Bath native Mikell Reed Carroll was crowned International Ms. USA on Sunday. Carroll lives in Croatia with her husband and two children where she works at the U.S. embassy. (Photo courtesy of Mikell Reed Carroll)

BATH – What started as a means of paying for college became an empowering hobby for Bath native Mikell Reed Carroll and led her to the International Ms. USA crown on Sunday. 

Carroll, who came from an impoverished background, first competed in pageants to win scholarships for college.
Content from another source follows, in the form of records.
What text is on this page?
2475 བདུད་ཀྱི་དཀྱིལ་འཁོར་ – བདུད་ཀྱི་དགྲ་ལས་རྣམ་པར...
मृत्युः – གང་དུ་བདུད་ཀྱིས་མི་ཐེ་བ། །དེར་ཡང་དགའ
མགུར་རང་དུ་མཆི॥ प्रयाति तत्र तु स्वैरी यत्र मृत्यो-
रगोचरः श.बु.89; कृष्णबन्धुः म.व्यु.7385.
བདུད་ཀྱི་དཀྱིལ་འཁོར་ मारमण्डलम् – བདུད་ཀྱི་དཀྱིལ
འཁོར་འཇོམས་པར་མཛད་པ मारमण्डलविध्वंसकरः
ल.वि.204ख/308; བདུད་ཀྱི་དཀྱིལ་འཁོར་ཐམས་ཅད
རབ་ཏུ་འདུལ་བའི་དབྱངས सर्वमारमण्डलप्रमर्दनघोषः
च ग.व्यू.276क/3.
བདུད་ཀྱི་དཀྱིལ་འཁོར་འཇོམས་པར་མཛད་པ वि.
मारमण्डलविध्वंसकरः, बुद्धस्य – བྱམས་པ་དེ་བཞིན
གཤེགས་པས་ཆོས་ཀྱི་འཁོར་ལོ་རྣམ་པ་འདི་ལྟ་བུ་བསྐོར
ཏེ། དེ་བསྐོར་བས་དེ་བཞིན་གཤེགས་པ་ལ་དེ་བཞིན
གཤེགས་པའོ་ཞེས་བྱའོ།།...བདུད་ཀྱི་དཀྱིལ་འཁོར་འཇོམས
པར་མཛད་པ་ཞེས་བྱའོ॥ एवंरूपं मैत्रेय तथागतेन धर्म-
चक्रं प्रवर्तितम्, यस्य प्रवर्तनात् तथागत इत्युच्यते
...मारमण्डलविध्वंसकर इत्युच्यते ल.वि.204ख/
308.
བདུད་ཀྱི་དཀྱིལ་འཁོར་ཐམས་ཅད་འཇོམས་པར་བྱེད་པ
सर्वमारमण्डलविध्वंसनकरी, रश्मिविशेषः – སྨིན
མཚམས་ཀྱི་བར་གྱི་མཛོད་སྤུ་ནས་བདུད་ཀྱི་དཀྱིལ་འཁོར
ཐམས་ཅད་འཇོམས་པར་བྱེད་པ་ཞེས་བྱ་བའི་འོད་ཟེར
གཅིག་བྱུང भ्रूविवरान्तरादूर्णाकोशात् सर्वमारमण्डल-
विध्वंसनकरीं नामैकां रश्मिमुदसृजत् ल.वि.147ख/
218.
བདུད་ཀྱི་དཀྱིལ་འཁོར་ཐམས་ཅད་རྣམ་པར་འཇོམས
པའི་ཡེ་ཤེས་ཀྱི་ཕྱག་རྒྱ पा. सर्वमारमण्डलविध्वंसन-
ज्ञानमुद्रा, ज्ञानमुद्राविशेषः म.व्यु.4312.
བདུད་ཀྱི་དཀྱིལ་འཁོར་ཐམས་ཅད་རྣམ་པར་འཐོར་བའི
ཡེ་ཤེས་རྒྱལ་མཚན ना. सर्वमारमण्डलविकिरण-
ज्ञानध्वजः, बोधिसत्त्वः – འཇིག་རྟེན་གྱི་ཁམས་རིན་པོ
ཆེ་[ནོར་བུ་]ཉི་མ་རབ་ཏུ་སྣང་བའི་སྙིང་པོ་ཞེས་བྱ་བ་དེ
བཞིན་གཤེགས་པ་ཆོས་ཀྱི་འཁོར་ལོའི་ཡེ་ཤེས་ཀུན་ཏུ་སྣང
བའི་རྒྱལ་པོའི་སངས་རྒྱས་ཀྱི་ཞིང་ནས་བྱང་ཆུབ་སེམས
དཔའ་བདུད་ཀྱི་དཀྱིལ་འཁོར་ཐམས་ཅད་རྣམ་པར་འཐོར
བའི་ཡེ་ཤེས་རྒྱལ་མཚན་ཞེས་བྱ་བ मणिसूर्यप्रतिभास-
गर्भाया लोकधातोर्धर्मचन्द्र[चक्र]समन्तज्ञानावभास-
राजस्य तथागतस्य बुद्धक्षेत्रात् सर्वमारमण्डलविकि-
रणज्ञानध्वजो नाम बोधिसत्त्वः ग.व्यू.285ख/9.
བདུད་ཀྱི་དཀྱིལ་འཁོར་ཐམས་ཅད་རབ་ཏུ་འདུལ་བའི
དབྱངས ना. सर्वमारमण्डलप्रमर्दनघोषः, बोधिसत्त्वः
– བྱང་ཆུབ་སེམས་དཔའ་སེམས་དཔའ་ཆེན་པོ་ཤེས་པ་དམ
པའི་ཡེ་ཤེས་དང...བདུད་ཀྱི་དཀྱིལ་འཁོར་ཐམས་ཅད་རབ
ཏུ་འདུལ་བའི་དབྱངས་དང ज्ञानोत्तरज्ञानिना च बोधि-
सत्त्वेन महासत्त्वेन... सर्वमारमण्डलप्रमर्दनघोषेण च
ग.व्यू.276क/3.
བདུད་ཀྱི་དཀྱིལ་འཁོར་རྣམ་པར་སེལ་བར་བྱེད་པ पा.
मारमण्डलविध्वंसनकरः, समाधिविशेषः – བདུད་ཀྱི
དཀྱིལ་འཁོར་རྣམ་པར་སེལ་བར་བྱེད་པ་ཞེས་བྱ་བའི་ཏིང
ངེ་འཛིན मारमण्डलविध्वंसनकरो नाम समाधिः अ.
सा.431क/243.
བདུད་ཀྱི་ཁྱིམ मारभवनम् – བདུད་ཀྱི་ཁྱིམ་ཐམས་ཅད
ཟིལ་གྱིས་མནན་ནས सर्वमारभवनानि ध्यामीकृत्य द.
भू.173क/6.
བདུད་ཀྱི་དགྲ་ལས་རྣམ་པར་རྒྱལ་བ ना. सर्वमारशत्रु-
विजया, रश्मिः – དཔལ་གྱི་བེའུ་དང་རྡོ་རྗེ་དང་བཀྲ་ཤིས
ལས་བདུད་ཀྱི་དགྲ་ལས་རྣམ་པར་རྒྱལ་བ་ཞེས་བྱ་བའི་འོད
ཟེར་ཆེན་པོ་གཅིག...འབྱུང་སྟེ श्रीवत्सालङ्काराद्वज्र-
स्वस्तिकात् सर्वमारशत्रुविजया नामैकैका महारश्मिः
She estimated she has competed in a dozen pageants, winning five or six.  

Carroll lives in Zagreb, Croatia, where she and her husband work at the U.S. embassy. A graduate of Saint Joseph’s College and the University of Maine School of Law, Carroll also has worked for the State Department at the U.S. Consulate General in Vietnam. The couple has two children.

At 41-years-old, Carroll said she decided to compete again simply because she enjoys the pageants. 

“I get involved in community service, it helps me stay in shape, and motivates me to be the best me I can be,” said Carroll. “I feel pageants are extremely empowering.” 

The International Ms. pageant features several competition sections, including an interview, evening gown and “resort wear,” in which competitors can wear anything from a two-piece swimsuit to a long dress.

The Miss America pageant did away with the swimwear section of the competition last year during the height of the #MeToo movement, when women across the world started speaking more publicly out about their experiences with sexual harassment and violence. Miss America Chairwoman Gretchen Carlson said the organizations eliminated the swimsuit portion of the competition in an effort to focus on contestants’ intelligence and talents, as reported by The New York Times. 

“Giving people the choice [to wear a swimsuit] is a good compromise,” said Carroll. “I personally like the swimwear competition. It’s a way to show how hard I’ve worked.” 

Carroll said competitors are judged on the confidence they exude rather than how much skin they show. 

Carroll, having competed in pageants exclusively for married women, said she likes the fact that the International Ms. pageant allows competitors of all relationship statuses, including those in same-sex relationships.

While the International Ms. pageant doesn’t discriminate based on relationship status, it only allows “natural born females” to compete, according to their website. This means transgender women are barred from competing.

“In my opinion, if someone wants to compete in a pageant, they should be allowed to compete,” said Carroll. “I consider myself a feminist, and to me, being a feminist means having the choice to do whatever you want to do.”

In 2012 the Miss Universe pageant lifted its ban on transgender contestants and last year Miss Spain Angela Ponce became the first transgender competitor. While she didn’t win, she said her appearance in the competition is a step toward inclusiveness and respect, as reported by the Boston Globe.

Carroll said she plans to donate her winnings to a nonprofit in Belgrade, Serbia called Refugee Aid Serbia. The nonprofit holds educational and recreational workshops in Serbia. 

She said she hopes to teach her children humility, selflessness, and compassion for others through her work with pageants.